Preparing for the Public: A Conversation with Xine Yao and Danielle Wong

What should a scholar consider when preparing to take their work public or when the public becomes a focus of their research? What are the risks, concerns, and rewards of being a public scholar or doing scholarly work in public? Join us for a conversation between Dr. Xine Yao and Dr. Danielle Wong as they discuss popular culture, new media technologies, self-care, and what it means to do scholarly work in, with, and for the public.

This event is part of our Public Scholarship Series.

Tuesday, March 7, 2023 
10:00-11:15 am (Pacific Time)
Online via Zoom

Register 

Speakers

Dr. Xine Yao (she/they) is Lecturer in American Literature to 1900 and co-director of the queer studies network qUCL at University College London. Yao’s Disaffected: The Cultural Politics of Unfeeling in Nineteenth-Century America won Duke University Press’s Scholars of Color First Book Award as well as honourable mention for the Arthur Miller First Book Prize from the British Association of American Studies. Other accolades include the American Studies Association’s Yasuo Sakakibara Essay Prize. She is a BBC Radio 3/AHRC New Generation Thinker and the co-host of PhDivas Podcast.

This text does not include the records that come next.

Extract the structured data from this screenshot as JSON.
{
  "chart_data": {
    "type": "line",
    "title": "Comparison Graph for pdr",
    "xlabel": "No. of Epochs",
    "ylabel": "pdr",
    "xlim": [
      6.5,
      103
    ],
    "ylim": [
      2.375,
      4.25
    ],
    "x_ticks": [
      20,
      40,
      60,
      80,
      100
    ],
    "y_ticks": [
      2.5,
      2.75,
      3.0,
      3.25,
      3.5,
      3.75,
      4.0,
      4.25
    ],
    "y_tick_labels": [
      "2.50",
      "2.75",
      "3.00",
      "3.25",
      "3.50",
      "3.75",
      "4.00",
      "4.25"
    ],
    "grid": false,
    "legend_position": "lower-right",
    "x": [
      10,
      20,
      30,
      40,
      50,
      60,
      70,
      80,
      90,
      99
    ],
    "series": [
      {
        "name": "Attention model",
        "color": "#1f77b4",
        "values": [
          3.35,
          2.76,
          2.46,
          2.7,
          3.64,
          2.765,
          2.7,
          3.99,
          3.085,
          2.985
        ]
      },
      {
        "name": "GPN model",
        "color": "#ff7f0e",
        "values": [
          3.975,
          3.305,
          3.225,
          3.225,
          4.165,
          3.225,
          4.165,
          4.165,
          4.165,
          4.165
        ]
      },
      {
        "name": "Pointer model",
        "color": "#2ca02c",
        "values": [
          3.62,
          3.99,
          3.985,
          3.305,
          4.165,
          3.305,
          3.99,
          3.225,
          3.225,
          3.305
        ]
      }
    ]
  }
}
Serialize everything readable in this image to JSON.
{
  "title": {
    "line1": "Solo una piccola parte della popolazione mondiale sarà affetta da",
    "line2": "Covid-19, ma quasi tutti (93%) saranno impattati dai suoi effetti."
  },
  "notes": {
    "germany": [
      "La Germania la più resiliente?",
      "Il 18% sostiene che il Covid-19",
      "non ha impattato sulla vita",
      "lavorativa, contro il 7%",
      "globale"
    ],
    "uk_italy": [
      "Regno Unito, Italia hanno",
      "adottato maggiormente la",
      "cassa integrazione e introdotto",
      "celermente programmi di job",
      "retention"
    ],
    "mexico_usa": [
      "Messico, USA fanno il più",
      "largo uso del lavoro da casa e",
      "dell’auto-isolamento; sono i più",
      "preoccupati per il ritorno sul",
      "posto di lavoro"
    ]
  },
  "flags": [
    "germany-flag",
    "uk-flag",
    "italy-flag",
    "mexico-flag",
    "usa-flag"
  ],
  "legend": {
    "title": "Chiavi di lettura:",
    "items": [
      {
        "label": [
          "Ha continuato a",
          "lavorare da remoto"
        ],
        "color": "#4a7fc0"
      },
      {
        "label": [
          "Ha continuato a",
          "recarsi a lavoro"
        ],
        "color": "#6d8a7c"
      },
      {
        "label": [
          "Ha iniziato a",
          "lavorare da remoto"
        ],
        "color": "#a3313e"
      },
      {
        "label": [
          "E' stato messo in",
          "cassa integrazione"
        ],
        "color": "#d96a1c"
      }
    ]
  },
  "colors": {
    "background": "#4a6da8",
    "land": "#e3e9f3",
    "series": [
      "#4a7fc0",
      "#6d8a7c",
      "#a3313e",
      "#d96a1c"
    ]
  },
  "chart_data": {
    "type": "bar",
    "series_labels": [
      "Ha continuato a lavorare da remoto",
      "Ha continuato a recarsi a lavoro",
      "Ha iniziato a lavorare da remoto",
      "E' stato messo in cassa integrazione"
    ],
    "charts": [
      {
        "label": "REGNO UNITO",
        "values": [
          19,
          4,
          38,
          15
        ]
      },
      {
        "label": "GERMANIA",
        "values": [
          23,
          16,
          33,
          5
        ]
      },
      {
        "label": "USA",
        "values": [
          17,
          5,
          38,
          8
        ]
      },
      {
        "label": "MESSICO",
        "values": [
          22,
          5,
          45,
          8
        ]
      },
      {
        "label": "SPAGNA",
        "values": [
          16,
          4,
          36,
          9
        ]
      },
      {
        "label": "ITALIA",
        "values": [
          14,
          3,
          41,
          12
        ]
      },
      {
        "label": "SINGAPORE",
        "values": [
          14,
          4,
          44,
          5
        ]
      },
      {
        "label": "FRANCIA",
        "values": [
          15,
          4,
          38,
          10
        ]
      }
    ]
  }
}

Dr. Danielle Wong (she/her) (moderator) is Assistant Professor in the Department of English Language and Literatures at the University of British Columbia, where she also teaches in the Asian Canadian and Asian Migration Studies Program. Her research focuses on the intersections between race, empire, and (new) media. She was previously a Postdoctoral Associate in the Asian American Studies Program at Cornell University. Her academic and public scholarship has been published in Society and Space, Post45, Canadian Literature, Theatre Research in Canada, and Transformations.